Hans Holbein the Younger, brilliant German-born painter of the English court (and other things), taught me something about colored pencils last week! Not that he used CPs, as they didn't exist in his lifetime, but nonetheless, I really feel like I learned something.
Recently, I picked up Hans Holbein by Norbert Wolf on clearance. I decided to read it while exercising. I had picked it up just to learn a bit about him, but I've found that there are some drawings in the book, chalk drawings, that really look like colored pencil works. I keep turning back to them and studying them.
As I'm a hands-on learner, I tried copying the self-portrait that is reproduced on the back of the book, it's a chalk drawing, but again, you'd think CPs if you saw it now. It was fascinating to copy. Many of his lines are gentle, soft, almost tenuous, or unsure, until you look again and they blend into soft folds of skin. He clearly had great control of his chalk, the lines are masterfully weighted.

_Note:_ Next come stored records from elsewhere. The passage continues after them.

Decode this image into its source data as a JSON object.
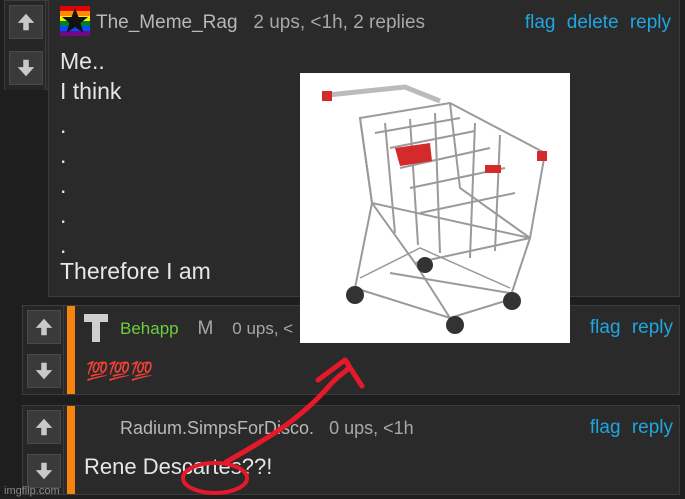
{
  "comments": [
    {
      "username": "The_Meme_Rag",
      "stats": "2 ups, <1h, 2 replies",
      "actions": [
        "flag",
        "delete",
        "reply"
      ],
      "lines": [
        "Me..",
        "I think",
        ".",
        ".",
        ".",
        ".",
        ".",
        "Therefore I am"
      ]
    },
    {
      "username": "Behapp",
      "badge": "M",
      "stats": "0 ups, <",
      "actions": [
        "flag",
        "reply"
      ],
      "body": "💯💯💯"
    },
    {
      "username": "Radium.SimpsForDisco.",
      "stats": "0 ups, <1h",
      "actions": [
        "flag",
        "reply"
      ],
      "body": "Rene Descartes??!"
    }
  ],
  "watermark": "imgflip.com",
  "colors": {
    "accent_bar": "#f5830e",
    "link": "#1fa6e0",
    "username_green": "#6dcf3e",
    "annotation": "#e8182b"
  }
}
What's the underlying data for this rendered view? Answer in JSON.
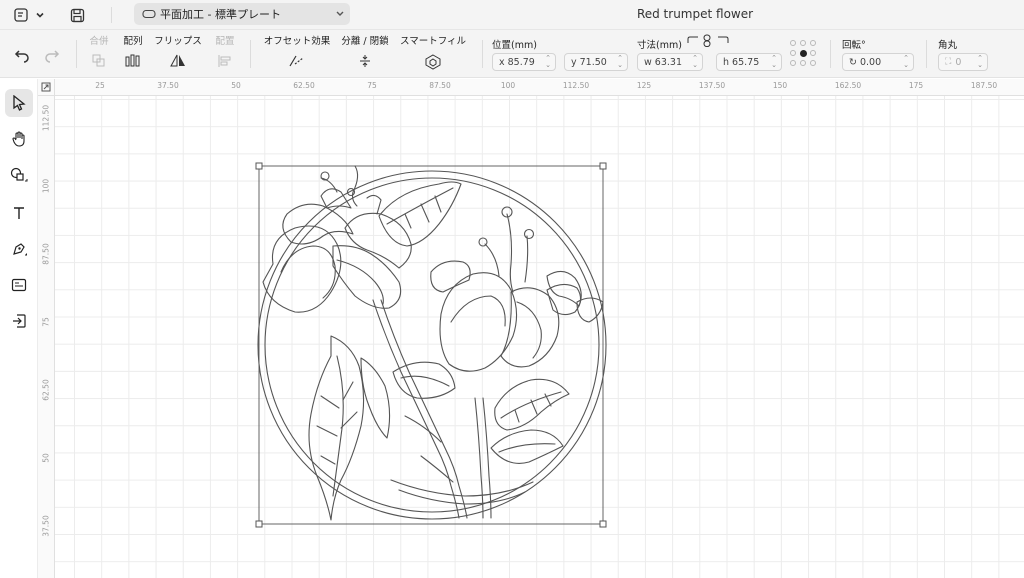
{
  "titlebar": {
    "file_icon": "file-menu-icon",
    "plate_label": "平面加工 - 標準プレート",
    "doc_title": "Red trumpet flower"
  },
  "toolbar": {
    "combine": "合併",
    "arrange": "配列",
    "flips": "フリップス",
    "align": "配置",
    "offset": "オフセット効果",
    "split": "分離 / 閉鎖",
    "smart_fill": "スマートフィル",
    "position_label": "位置(mm)",
    "x_value": "x 85.79",
    "y_value": "y 71.50",
    "size_label": "寸法(mm)",
    "w_value": "w 63.31",
    "h_value": "h 65.75",
    "rotation_label": "回転°",
    "rotation_value": "0.00",
    "corner_label": "角丸",
    "corner_value": "0"
  },
  "ruler": {
    "h_ticks": [
      "25",
      "37.50",
      "50",
      "62.50",
      "75",
      "87.50",
      "100",
      "112.50",
      "125",
      "137.50",
      "150",
      "162.50",
      "175",
      "187.50"
    ],
    "v_ticks": [
      "112.50",
      "100",
      "87.50",
      "75",
      "62.50",
      "50",
      "37.50"
    ]
  },
  "lefttools": [
    "select-tool",
    "pan-tool",
    "shapes-tool",
    "text-tool",
    "pen-tool",
    "image-tool",
    "import-tool"
  ],
  "colors": {
    "accent": "#222222",
    "grid": "#ececec",
    "toolbar_bg": "#f4f4f4"
  }
}
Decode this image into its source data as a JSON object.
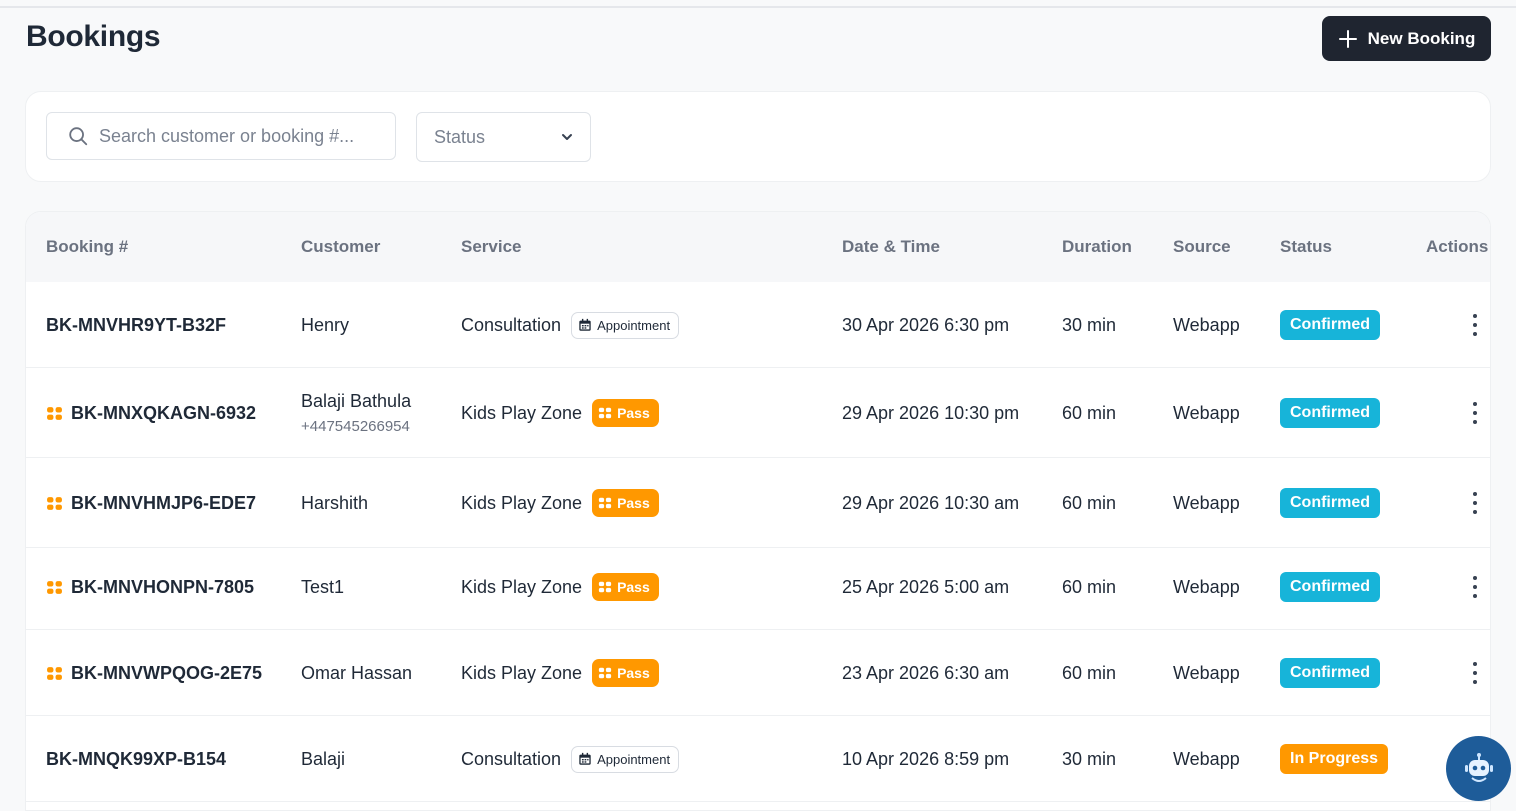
{
  "header": {
    "title": "Bookings",
    "new_booking_label": "New Booking"
  },
  "filters": {
    "search_placeholder": "Search customer or booking #...",
    "status_placeholder": "Status"
  },
  "table": {
    "columns": [
      "Booking #",
      "Customer",
      "Service",
      "Date & Time",
      "Duration",
      "Source",
      "Status",
      "Actions"
    ],
    "rows": [
      {
        "booking": "BK-MNVHR9YT-B32F",
        "pass": false,
        "customer": "Henry",
        "phone": "",
        "service": "Consultation",
        "badge": "Appointment",
        "badge_type": "appointment",
        "datetime": "30 Apr 2026 6:30 pm",
        "duration": "30 min",
        "source": "Webapp",
        "status": "Confirmed",
        "status_color": "#17b4d9"
      },
      {
        "booking": "BK-MNXQKAGN-6932",
        "pass": true,
        "customer": "Balaji Bathula",
        "phone": "+447545266954",
        "service": "Kids Play Zone",
        "badge": "Pass",
        "badge_type": "pass",
        "datetime": "29 Apr 2026 10:30 pm",
        "duration": "60 min",
        "source": "Webapp",
        "status": "Confirmed",
        "status_color": "#17b4d9"
      },
      {
        "booking": "BK-MNVHMJP6-EDE7",
        "pass": true,
        "customer": "Harshith",
        "phone": "",
        "service": "Kids Play Zone",
        "badge": "Pass",
        "badge_type": "pass",
        "datetime": "29 Apr 2026 10:30 am",
        "duration": "60 min",
        "source": "Webapp",
        "status": "Confirmed",
        "status_color": "#17b4d9"
      },
      {
        "booking": "BK-MNVHONPN-7805",
        "pass": true,
        "customer": "Test1",
        "phone": "",
        "service": "Kids Play Zone",
        "badge": "Pass",
        "badge_type": "pass",
        "datetime": "25 Apr 2026 5:00 am",
        "duration": "60 min",
        "source": "Webapp",
        "status": "Confirmed",
        "status_color": "#17b4d9"
      },
      {
        "booking": "BK-MNVWPQOG-2E75",
        "pass": true,
        "customer": "Omar Hassan",
        "phone": "",
        "service": "Kids Play Zone",
        "badge": "Pass",
        "badge_type": "pass",
        "datetime": "23 Apr 2026 6:30 am",
        "duration": "60 min",
        "source": "Webapp",
        "status": "Confirmed",
        "status_color": "#17b4d9"
      },
      {
        "booking": "BK-MNQK99XP-B154",
        "pass": false,
        "customer": "Balaji",
        "phone": "",
        "service": "Consultation",
        "badge": "Appointment",
        "badge_type": "appointment",
        "datetime": "10 Apr 2026 8:59 pm",
        "duration": "30 min",
        "source": "Webapp",
        "status": "In Progress",
        "status_color": "#ff9800"
      }
    ]
  },
  "icons": {
    "search": "search-icon",
    "chevron": "chevron-down-icon",
    "pass": "pass-icon",
    "calendar": "calendar-icon",
    "more": "more-vertical-icon",
    "assistant": "robot-icon"
  },
  "colors": {
    "primary_button": "#1f2530",
    "confirmed": "#17b4d9",
    "in_progress": "#ff9800",
    "pass_badge": "#ff9800",
    "assistant_button": "#1e5c99"
  }
}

Then came the coloring part, I tried to just pick the closest thing to what I saw (I was using my new 36 set of Polychromos). They weren't the choices that I probably would normally have made, but they worked (or least I think so). I did the underlying sketch with walnut brown, laid on a base coat of the rose carmine, then shaded with middle cadmium red, walnut brown, and warm grey. I also tried a little indigo blue in the darkest shading, although I wasn't that happy with it.
All that to say, I saw the benefits of soft shading and the gentle touch. I've always admired that kind of work, but I've never been able to discipline myself to do it. Also, I think I saw a bit of how a painter thinks. This is a little more difficult to put into words, but I guess what I mean is, I look at paintings and wonder how they got a certain effect or how they built it up. Therein lies the mystery of painting for me. Somehow, looking at Holbein's preparatory pieces, I think I got a bit of an idea of how his brain built up to the finished piece.